An interesting feature of the book is the large number of illustrations made from artistic photographs, all of which have been kindly contributed by amateur photographers. It contains nearly two hundred illustrations of views or incidents in Funchal, Granada, Algiers, Malta, Athens, Constantinople, Jerusalem, Cairo, Luxor, Naples, and Nice, reproduced from photographs taken by Mr. L. O. Smith, Rev. G. B. Burnwood, Mr. Charles Louis Sicarde, Mr. Franklin D. Edmunds, Mr. Roberts LeBoutellier, Mrs. Charles S. Crosman, Miss M. Florence Pannebaker, Mr. Walter F. Price, Mr. S. L. Schumo, Mr. George C. Darling, Mr. Howard E. Pepper, Mr. John W. Converse, Mr. C. Edwin Webb, and Mr. Edwin Alban Bailey.



It was yet early when we ascended the deck, but the sun was shining brightly. Funchal appeared like a beautiful picture. Overhead was the azure sky of a summer day; before us, stirred by a gentle breeze, glistened in blue and silver the waters of the harbor; on the curving shore, tier above tier, reflecting the sunshine, rose the white and yellow stone buildings of the city surmounted by roofs of red tiling; above the city, white cottages amidst a dense foliage of green shrubbery dotted the steep hillsides, and beyond, but seeming very near, higher mountains formed a dark and appropriate background.


As twilight was settling down we arrived on schedule time at the white stone station in Granada where carriages stood in waiting to convey us to the hotels. The Spanish drivers strove to surpass each other in speed. Our coachman lashed his horses till they ran like a run-away team. Regardless of anyone in the streets, grazing wagons by the way, overtaking and passing carriages ahead, he gave us the wildest ride we had ever taken. This chariot race to the hotel, a distance of over a mile, happily ended without accident or collision.
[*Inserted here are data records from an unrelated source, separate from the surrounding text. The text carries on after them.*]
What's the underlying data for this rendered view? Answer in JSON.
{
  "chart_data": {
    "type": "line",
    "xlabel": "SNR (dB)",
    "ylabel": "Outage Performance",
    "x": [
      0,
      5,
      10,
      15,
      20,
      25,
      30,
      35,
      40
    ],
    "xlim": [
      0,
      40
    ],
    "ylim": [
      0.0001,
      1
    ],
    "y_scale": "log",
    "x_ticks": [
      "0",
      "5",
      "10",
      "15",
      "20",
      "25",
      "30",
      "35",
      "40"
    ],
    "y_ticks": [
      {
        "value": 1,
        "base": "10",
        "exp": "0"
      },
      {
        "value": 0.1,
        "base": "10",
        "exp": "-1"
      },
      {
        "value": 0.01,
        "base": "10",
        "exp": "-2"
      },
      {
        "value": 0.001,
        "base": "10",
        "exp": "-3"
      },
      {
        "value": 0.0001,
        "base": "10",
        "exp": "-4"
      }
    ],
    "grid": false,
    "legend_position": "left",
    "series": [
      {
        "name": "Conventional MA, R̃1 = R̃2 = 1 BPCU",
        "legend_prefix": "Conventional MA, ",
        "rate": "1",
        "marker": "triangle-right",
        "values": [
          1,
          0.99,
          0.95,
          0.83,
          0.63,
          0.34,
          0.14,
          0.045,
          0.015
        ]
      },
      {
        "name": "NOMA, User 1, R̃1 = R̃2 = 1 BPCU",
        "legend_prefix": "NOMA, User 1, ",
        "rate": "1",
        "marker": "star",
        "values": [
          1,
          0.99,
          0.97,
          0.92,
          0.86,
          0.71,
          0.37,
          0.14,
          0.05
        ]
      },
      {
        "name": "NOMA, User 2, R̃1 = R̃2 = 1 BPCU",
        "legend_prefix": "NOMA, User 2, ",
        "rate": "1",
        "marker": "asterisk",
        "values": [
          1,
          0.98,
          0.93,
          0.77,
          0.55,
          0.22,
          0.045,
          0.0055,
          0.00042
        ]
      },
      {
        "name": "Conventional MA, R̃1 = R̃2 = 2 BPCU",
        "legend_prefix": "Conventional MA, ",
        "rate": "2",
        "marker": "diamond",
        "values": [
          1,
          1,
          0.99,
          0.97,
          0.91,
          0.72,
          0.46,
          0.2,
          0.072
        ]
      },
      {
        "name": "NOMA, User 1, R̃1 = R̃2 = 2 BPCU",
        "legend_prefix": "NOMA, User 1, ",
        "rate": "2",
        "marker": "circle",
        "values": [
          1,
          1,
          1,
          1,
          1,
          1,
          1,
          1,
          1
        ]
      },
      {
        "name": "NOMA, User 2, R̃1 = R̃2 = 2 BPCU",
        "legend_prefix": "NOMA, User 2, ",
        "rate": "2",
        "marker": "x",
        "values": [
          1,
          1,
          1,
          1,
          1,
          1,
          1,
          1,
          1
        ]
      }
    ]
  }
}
On the porch of the Mosque we put our feet into the loose slippers, a Moslem attendant tied them on as carefully as the clumsy things could be tied, and then, accompanied by him, we entered the building. The immense floor, an acre in size, was covered with handsome heavy rugs. As we slid, rather than walked, over the soft Turkish carpets, our turbaned guide, with sharp, piercing, black eyes, watched carefully to see that our slippers did not become unfastened and drop off, and our infidel shoes profane the holy enclosure. And when one of the visitors laughed within the sacred edifice, the attendant’s black eyes flashed with anger.